Key Principles of Statistics

Learning objectives

By the end of this session, students should be able to:

  • distinguish between a population and a sample

  • describe sampling variability

  • fit a simple linear regression model in R

Warm-up discussion question

In a group of 3-4 students, discuss what you think it means to conduct statistical inference.

Load the data

Today we will use the births14 dataset in the openintro R package. You can read more about the dataset and see a data dictionary at this link.

#If you would like the full qmd file, you can run this in the console
download.file("https://raw.githubusercontent.com/anlane611/datasets/main/unit0.qmd",destfile = "unit0.qmd")
#load the packages we need
library(openintro)
library(tidyverse)
library(tidymodels)

#load the dataset from the openintro package
data(births14)

#get an overview of the data
glimpse(births14)

Note: As an alternative to using RStudio on your local machine, you can use the Duke container: https://cmgr.oit.duke.edu/containers

Exercise

Explore the births14 data:

  • Using the data dictionary at the link above, classify the variables as numeric or categorical. Do the variables seem to be correctly structured in R?

  • Use the summary() function to determine if there are missing values in the dataset

Hypothetically…

Imagine that this dataset contains information about the entire population of interest (e.g., all babies born in Bull City). Then, say we have the following research question:

What is the relationship between length of pregnancy in weeks and weight of the baby in pounds in Bull City?

We can explore this relationship graphically:

ggplot(births14, aes(x=weeks, y=weight))+
  geom_point()+
  labs(x="length of pregnancy (weeks)", y="baby weight (lbs)") 
  #always use labels!

Linear Regression

To further characterize the relationship between length of pregnancy and baby weight, we can fit a line to the plot:

mod_bullcity <- linear_reg() |> 
  set_engine("lm") |>
  fit(weight ~ weeks, data=births14)

tidy(mod_bullcity, conf.int=TRUE)

Exercise

ggplot(births14, aes(x=weeks, y=weight))+
  geom_point()+
  labs(x="length of pregnancy (weeks)",y="baby weight (lbs)")+
  geom_smooth(method="lm",se=F)
  • Looking at the estimate column of the tidy output, how would you interpret the intercept here? how would you interpret the weeks estimate?

Standard error

To better conceptualize the standard error, consider the premise above that these data represent the entire city. Now imagine that we could not actually obtain all of these data. Instead, we were only able to obtain a sample of 200 babies. Using only a sample of 200, if we fit a line in the same way as above, we have many different lines that we could have obtained:

set.seed(823)
births_sample1 <- births14 |> slice_sample(n=200)

ggplot(births_sample1, aes(x=weeks, y=weight))+
  geom_point()+
  labs(x="length of pregnancy (weeks)",y="baby weight (lbs)")+
  geom_smooth(method="lm",se=F)

mod_sample1 <- linear_reg() |> 
  set_engine("lm") |>
  fit(weight ~ weeks, data=births_sample1)

tidy(mod_sample1, conf.int=TRUE)

Exercise

Fill in the code below to simulate the process of taking 250 different samples and store the weeks coefficient estimate in a vector

weeks.coefs <- c() #create empty vector to store coefficient estimates

for(i in 1:250){ #create loop for 250 different samples
  print(i)
  set.seed(823+i) #set a unique seed each iteration
  
  #sample data
  births_sample <-
  
  #fit model
  mod_sample <- 
    
  #store output
  weeks.coefs[i] <- tidy(mod_sample)$estimate[2]
}

 

 

 

Now let’s plot the coefficient estimates we have for the 250 samples:

weeks.coefs.dat <- data.frame(weeks.coefs)

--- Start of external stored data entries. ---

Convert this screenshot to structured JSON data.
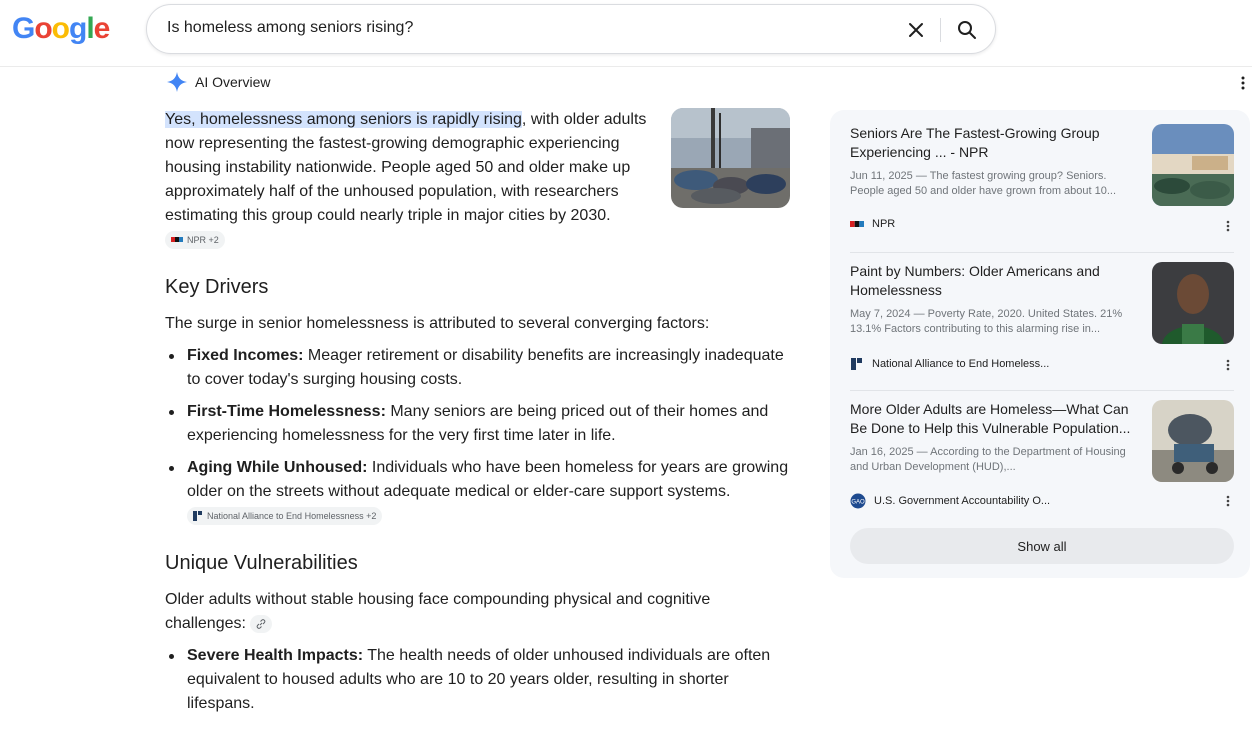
{
  "logo": {
    "letters": [
      "G",
      "o",
      "o",
      "g",
      "l",
      "e"
    ],
    "colors": [
      "#4285F4",
      "#EA4335",
      "#FBBC05",
      "#4285F4",
      "#34A853",
      "#EA4335"
    ]
  },
  "search": {
    "value": "Is homeless among seniors rising?",
    "clear_icon": "close-icon",
    "search_icon": "search-icon"
  },
  "ai_overview": {
    "title": "AI Overview",
    "intro_highlight": "Yes, homelessness among seniors is rapidly rising",
    "intro_rest": ", with older adults now representing the fastest-growing demographic experiencing housing instability nationwide. People aged 50 and older make up approximately half of the unhoused population, with researchers estimating this group could nearly triple in major cities by 2030.",
    "intro_chip": "NPR +2",
    "sections": [
      {
        "heading": "Key Drivers",
        "paragraph": "The surge in senior homelessness is attributed to several converging factors:",
        "bullets": [
          {
            "label": "Fixed Incomes:",
            "text": " Meager retirement or disability benefits are increasingly inadequate to cover today's surging housing costs."
          },
          {
            "label": "First-Time Homelessness:",
            "text": " Many seniors are being priced out of their homes and experiencing homelessness for the very first time later in life."
          },
          {
            "label": "Aging While Unhoused:",
            "text": " Individuals who have been homeless for years are growing older on the streets without adequate medical or elder-care support systems.",
            "chip": "National Alliance to End Homelessness +2"
          }
        ]
      },
      {
        "heading": "Unique Vulnerabilities",
        "paragraph": "Older adults without stable housing face compounding physical and cognitive challenges:",
        "bullets": [
          {
            "label": "Severe Health Impacts:",
            "text": " The health needs of older unhoused individuals are often equivalent to housed adults who are 10 to 20 years older, resulting in shorter lifespans."
          }
        ]
      }
    ]
  },
  "sources": [
    {
      "title": "Seniors Are The Fastest-Growing Group Experiencing ... - NPR",
      "snippet": "Jun 11, 2025 — The fastest growing group? Seniors. People aged 50 and older have grown from about 10...",
      "source": "NPR"
    },
    {
      "title": "Paint by Numbers: Older Americans and Homelessness",
      "snippet": "May 7, 2024 — Poverty Rate, 2020. United States. 21% 13.1% Factors contributing to this alarming rise in...",
      "source": "National Alliance to End Homeless..."
    },
    {
      "title": "More Older Adults are Homeless—What Can Be Done to Help this Vulnerable Population...",
      "snippet": "Jan 16, 2025 — According to the Department of Housing and Urban Development (HUD),...",
      "source": "U.S. Government Accountability O..."
    }
  ],
  "show_all_label": "Show all"
}
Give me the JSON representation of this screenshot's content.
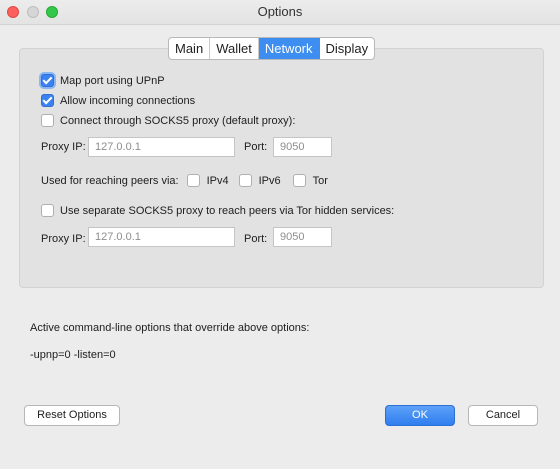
{
  "window": {
    "title": "Options"
  },
  "tabs": [
    {
      "label": "Main",
      "active": false
    },
    {
      "label": "Wallet",
      "active": false
    },
    {
      "label": "Network",
      "active": true
    },
    {
      "label": "Display",
      "active": false
    }
  ],
  "network": {
    "map_upnp": {
      "label": "Map port using UPnP",
      "checked": true
    },
    "allow_incoming": {
      "label": "Allow incoming connections",
      "checked": true
    },
    "socks5_default": {
      "label": "Connect through SOCKS5 proxy (default proxy):",
      "checked": false
    },
    "proxy1": {
      "ip_label": "Proxy IP:",
      "ip_placeholder": "127.0.0.1",
      "port_label": "Port:",
      "port_placeholder": "9050"
    },
    "reach_peers": {
      "label": "Used for reaching peers via:",
      "ipv4": "IPv4",
      "ipv6": "IPv6",
      "tor": "Tor"
    },
    "socks5_tor": {
      "label": "Use separate SOCKS5 proxy to reach peers via Tor hidden services:",
      "checked": false
    },
    "proxy2": {
      "ip_label": "Proxy IP:",
      "ip_placeholder": "127.0.0.1",
      "port_label": "Port:",
      "port_placeholder": "9050"
    }
  },
  "override": {
    "label": "Active command-line options that override above options:",
    "value": "-upnp=0 -listen=0"
  },
  "buttons": {
    "reset": "Reset Options",
    "ok": "OK",
    "cancel": "Cancel"
  },
  "colors": {
    "accent": "#3d8ef0",
    "ok_button": "#2f7ff0",
    "close": "#fc605c",
    "maximize": "#34c84a"
  }
}
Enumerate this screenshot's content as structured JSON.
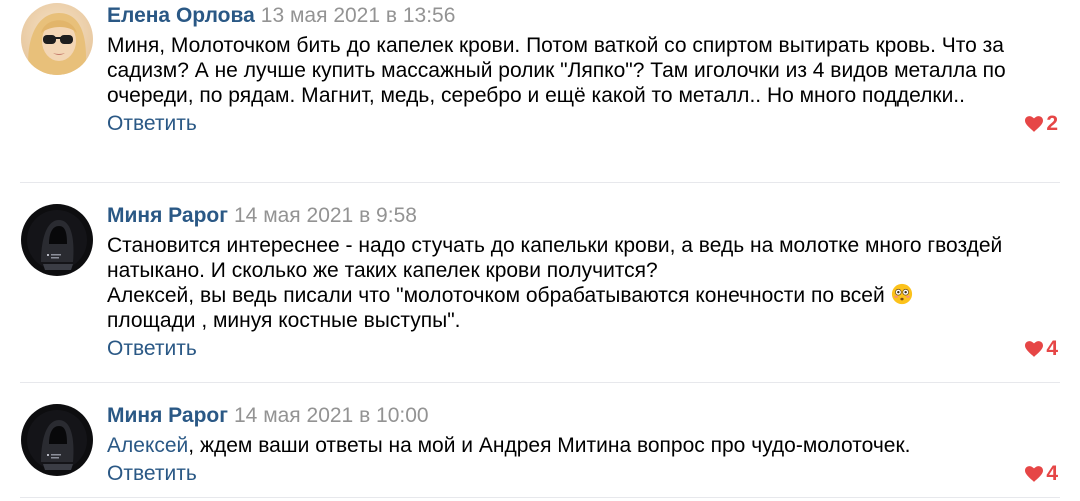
{
  "colors": {
    "author": "#2a5885",
    "date": "#939393",
    "link": "#2a5885",
    "like": "#e64646",
    "separator": "#e7e8ec"
  },
  "comments": [
    {
      "author": "Елена Орлова",
      "date": "13 мая 2021 в 13:56",
      "lines": [
        "Миня, Молоточком бить до капелек крови. Потом ваткой со спиртом вытирать кровь. Что за садизм? А не лучше купить массажный ролик \"Ляпко\"? Там иголочки из 4 видов металла по очереди, по рядам. Магнит, медь, серебро и ещё какой то металл.. Но много подделки.."
      ],
      "reply_label": "Ответить",
      "likes": "2",
      "avatar_icon": "woman-photo-avatar"
    },
    {
      "author": "Миня Рарог",
      "date": "14 мая 2021 в 9:58",
      "lines": [
        "Становится интереснее - надо стучать до капельки крови, а ведь на молотке много гвоздей натыкано. И сколько же таких капелек крови получится?",
        "Алексей, вы ведь писали что \"молоточком обрабатываются конечности по всей",
        "площади , минуя костные выступы\"."
      ],
      "emoji": "flushed-face-emoji",
      "reply_label": "Ответить",
      "likes": "4",
      "avatar_icon": "hooded-figure-avatar"
    },
    {
      "author": "Миня Рарог",
      "date": "14 мая 2021 в 10:00",
      "mention": "Алексей",
      "text_after_mention": ", ждем ваши ответы на мой и Андрея Митина вопрос про чудо-молоточек.",
      "reply_label": "Ответить",
      "likes": "4",
      "avatar_icon": "hooded-figure-avatar"
    }
  ]
}
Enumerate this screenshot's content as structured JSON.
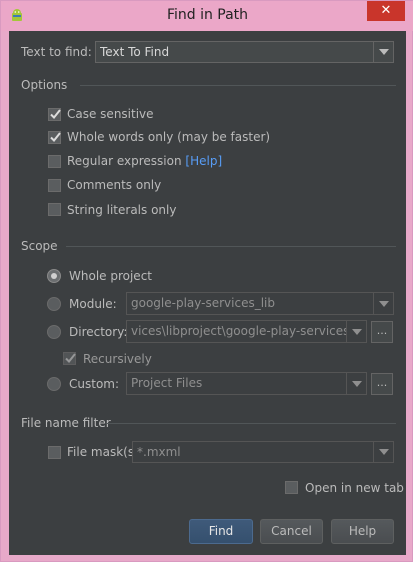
{
  "window": {
    "title": "Find in Path",
    "close_glyph": "✕"
  },
  "text_to_find": {
    "label": "Text to find:",
    "value": "Text To Find"
  },
  "options": {
    "header": "Options",
    "case_sensitive": {
      "label": "Case sensitive",
      "checked": true
    },
    "whole_words": {
      "label": "Whole words only (may be faster)",
      "checked": true
    },
    "regex": {
      "label": "Regular expression",
      "help_link": "[Help]",
      "checked": false
    },
    "comments_only": {
      "label": "Comments only",
      "checked": false
    },
    "string_literals_only": {
      "label": "String literals only",
      "checked": false
    }
  },
  "scope": {
    "header": "Scope",
    "whole_project": {
      "label": "Whole project",
      "selected": true
    },
    "module": {
      "label": "Module:",
      "value": "google-play-services_lib",
      "selected": false
    },
    "directory": {
      "label": "Directory:",
      "value": "vices\\libproject\\google-play-services_lib",
      "selected": false,
      "browse": "..."
    },
    "recursively": {
      "label": "Recursively",
      "checked": true
    },
    "custom": {
      "label": "Custom:",
      "value": "Project Files",
      "selected": false,
      "browse": "..."
    }
  },
  "file_filter": {
    "header": "File name filter",
    "file_mask": {
      "label": "File mask(s)",
      "value": "*.mxml",
      "checked": false
    }
  },
  "open_in_new_tab": {
    "label": "Open in new tab",
    "checked": false
  },
  "buttons": {
    "find": "Find",
    "cancel": "Cancel",
    "help": "Help"
  },
  "colors": {
    "background": "#3c3f41",
    "title_bar": "#eba7c8",
    "link": "#589df6",
    "close": "#c9352b"
  }
}
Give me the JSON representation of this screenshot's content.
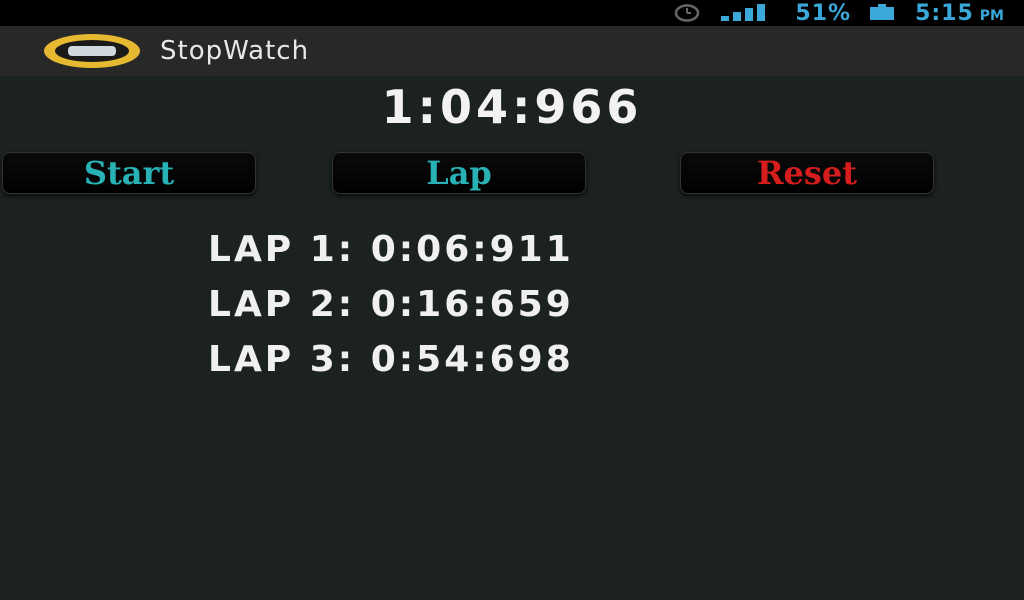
{
  "status_bar": {
    "battery_percent": "51%",
    "time": "5:15",
    "ampm": "PM",
    "signal_bars": 4,
    "icons": [
      "alarm-icon",
      "signal-icon",
      "battery-icon"
    ],
    "accent_color": "#3aa8d8"
  },
  "action_bar": {
    "title": "StopWatch",
    "icon": "stopwatch-app-icon"
  },
  "timer": {
    "display": "1:04:966"
  },
  "buttons": {
    "start_label": "Start",
    "lap_label": "Lap",
    "reset_label": "Reset",
    "start_color": "#29b2b6",
    "lap_color": "#29b2b6",
    "reset_color": "#d61d1d"
  },
  "laps": [
    "LAP 1: 0:06:911",
    "LAP 2: 0:16:659",
    "LAP 3: 0:54:698"
  ]
}
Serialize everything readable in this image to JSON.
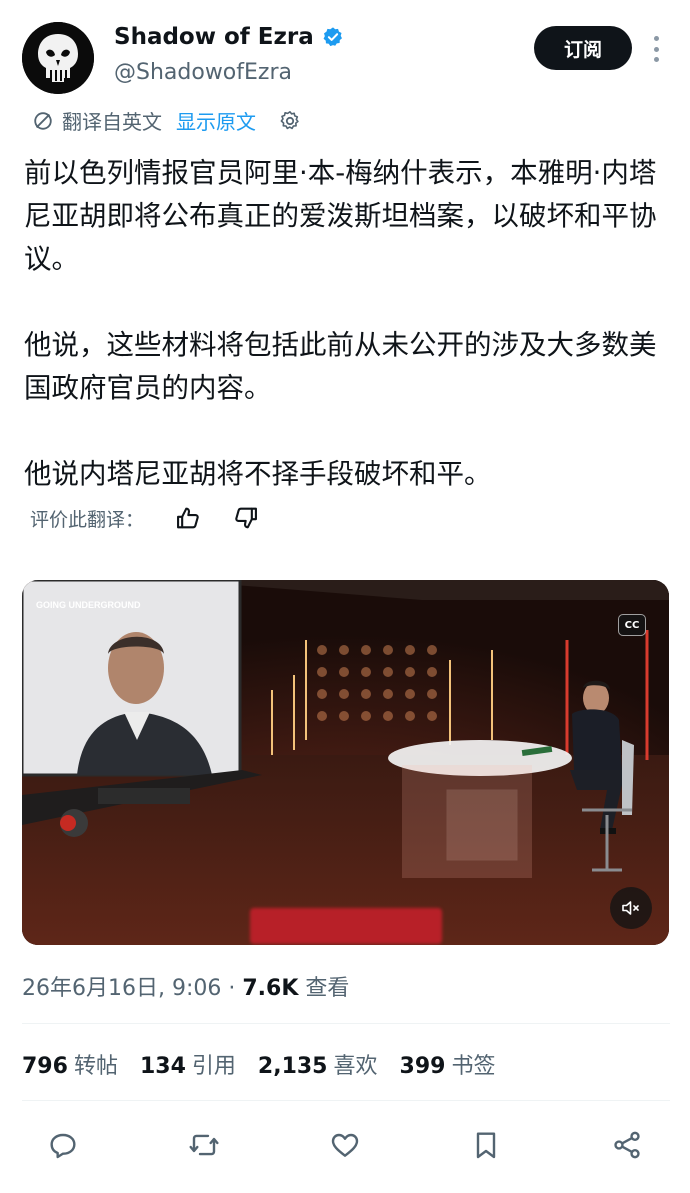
{
  "header": {
    "display_name": "Shadow of Ezra",
    "handle": "@ShadowofEzra",
    "subscribe_label": "订阅"
  },
  "translation": {
    "translated_label": "翻译自英文",
    "show_original_label": "显示原文"
  },
  "tweet": {
    "paragraphs": [
      "前以色列情报官员阿里·本-梅纳什表示，本雅明·内塔尼亚胡即将公布真正的爱泼斯坦档案，以破坏和平协议。",
      "他说，这些材料将包括此前从未公开的涉及大多数美国政府官员的内容。",
      "他说内塔尼亚胡将不择手段破坏和平。"
    ]
  },
  "rate": {
    "label": "评价此翻译："
  },
  "video": {
    "watermark": "GOING UNDERGROUND",
    "cc_label": "CC"
  },
  "meta": {
    "date": "26年6月16日, 9:06 · ",
    "views_count": "7.6K",
    "views_label": " 查看"
  },
  "stats": {
    "reposts": {
      "num": "796",
      "label": "转帖"
    },
    "quotes": {
      "num": "134",
      "label": "引用"
    },
    "likes": {
      "num": "2,135",
      "label": "喜欢"
    },
    "bookmarks": {
      "num": "399",
      "label": "书签"
    }
  },
  "colors": {
    "accent": "#1d9bf0",
    "text": "#0f1419",
    "secondary": "#536471",
    "button_bg": "#0f1419"
  },
  "icons": {
    "verified": "verified-badge-icon",
    "translate": "translate-icon",
    "gear": "gear-icon",
    "thumb_up": "thumb-up-icon",
    "thumb_down": "thumb-down-icon",
    "mute": "mute-icon",
    "reply": "reply-icon",
    "repost": "repost-icon",
    "like": "like-icon",
    "bookmark": "bookmark-icon",
    "share": "share-icon"
  }
}
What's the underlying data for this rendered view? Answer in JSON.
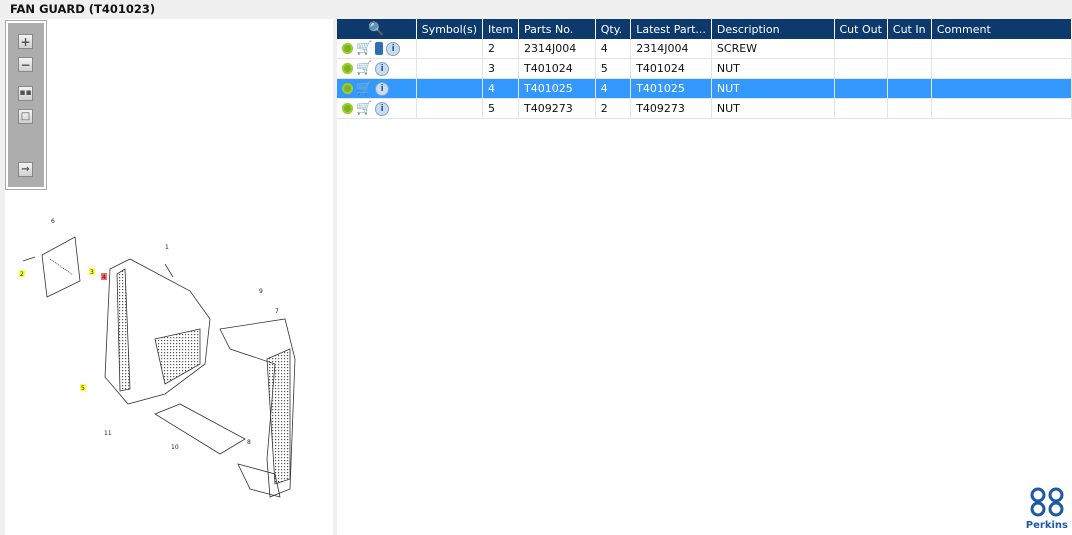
{
  "title": "FAN GUARD (T401023)",
  "toolbar": [
    "zoom-in",
    "zoom-out",
    "fit-all",
    "fit-window",
    "toggle-panel"
  ],
  "diagram": {
    "callouts": [
      "1",
      "2",
      "3",
      "4",
      "5",
      "6",
      "7",
      "8",
      "9",
      "10",
      "11"
    ],
    "highlighted": {
      "2": "#ffff33",
      "3": "#ffff33",
      "5": "#ffff33",
      "4": "#ff6666"
    }
  },
  "table": {
    "headers": [
      "Symbol(s)",
      "Item",
      "Parts No.",
      "Qty.",
      "Latest Part...",
      "Description",
      "Cut Out",
      "Cut In",
      "Comment"
    ],
    "rows": [
      {
        "book": true,
        "item": "2",
        "part": "2314J004",
        "qty": "4",
        "latest": "2314J004",
        "desc": "SCREW"
      },
      {
        "book": false,
        "item": "3",
        "part": "T401024",
        "qty": "5",
        "latest": "T401024",
        "desc": "NUT"
      },
      {
        "book": false,
        "item": "4",
        "part": "T401025",
        "qty": "4",
        "latest": "T401025",
        "desc": "NUT",
        "selected": true
      },
      {
        "book": false,
        "item": "5",
        "part": "T409273",
        "qty": "2",
        "latest": "T409273",
        "desc": "NUT"
      }
    ]
  },
  "logo": "Perkins"
}
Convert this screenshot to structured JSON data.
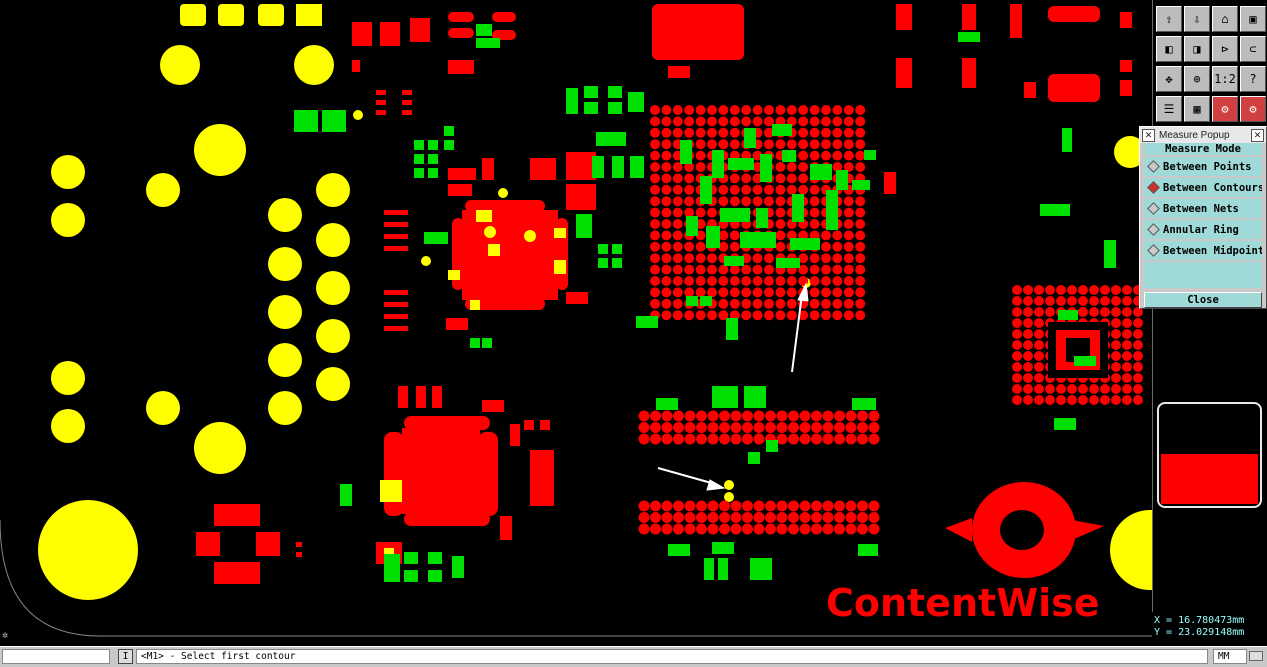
{
  "board": {
    "logo_text": "ContentWise",
    "colors": {
      "copper": "#ff0000",
      "pad": "#ffff00",
      "selected": "#00e000",
      "background": "#000000"
    }
  },
  "toolbar": {
    "buttons": [
      {
        "name": "layer-up-icon",
        "glyph": "⇧"
      },
      {
        "name": "layer-down-icon",
        "glyph": "⇩"
      },
      {
        "name": "home-icon",
        "glyph": "⌂"
      },
      {
        "name": "window-icon",
        "glyph": "▣"
      },
      {
        "name": "pan-left-icon",
        "glyph": "◧"
      },
      {
        "name": "pan-right-icon",
        "glyph": "◨"
      },
      {
        "name": "zoom-in-icon",
        "glyph": "⊳"
      },
      {
        "name": "step-icon",
        "glyph": "⊂"
      },
      {
        "name": "zoom-fit-icon",
        "glyph": "✥"
      },
      {
        "name": "zoom-center-icon",
        "glyph": "⊕"
      },
      {
        "name": "scale-icon",
        "glyph": "1:2"
      },
      {
        "name": "help-icon",
        "glyph": "?"
      },
      {
        "name": "layers-icon",
        "glyph": "☰"
      },
      {
        "name": "grid-icon",
        "glyph": "▦"
      },
      {
        "name": "net-icon",
        "glyph": "⚙"
      },
      {
        "name": "component-icon",
        "glyph": "⚙"
      }
    ]
  },
  "measure_popup": {
    "title": "Measure Popup",
    "header": "Measure Mode",
    "options": [
      {
        "label": "Between Points",
        "selected": false
      },
      {
        "label": "Between Contours",
        "selected": true
      },
      {
        "label": "Between Nets",
        "selected": false
      },
      {
        "label": "Annular Ring",
        "selected": false
      },
      {
        "label": "Between Midpoints",
        "selected": false
      }
    ],
    "close_label": "Close"
  },
  "coordinates": {
    "x": "X = 16.780473mm",
    "y": "Y = 23.029148mm"
  },
  "statusbar": {
    "info_button": "I",
    "message": "<M1> - Select first contour",
    "units": "MM"
  }
}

ggplot(weeks.coefs.dat, aes(x=weeks.coefs))+
  geom_histogram()+
  labs(x="weeks coefficient estimate")

We see that there is variability in the coefficient estimates for weeks. The standard deviation of this collection of possible estimates is the standard error of the estimate.

Confidence interval and p-value

We can also use this collection of estimates to provide a plausible range for the “true” coefficient value:

quantile(weeks.coefs, probs=c(.025,.975))

Or, we can look at the collection of estimates and see that none of them are 0. So, because we collected 250 different samples and none of them had a coefficient estimate of 0, we are quite confident that the “true” coefficient is not zero.

 

 

In reality, we typically cannot many samples from the same population. So, we often rely on assumptions related to probability distributions to derive confidence intervals and p-values.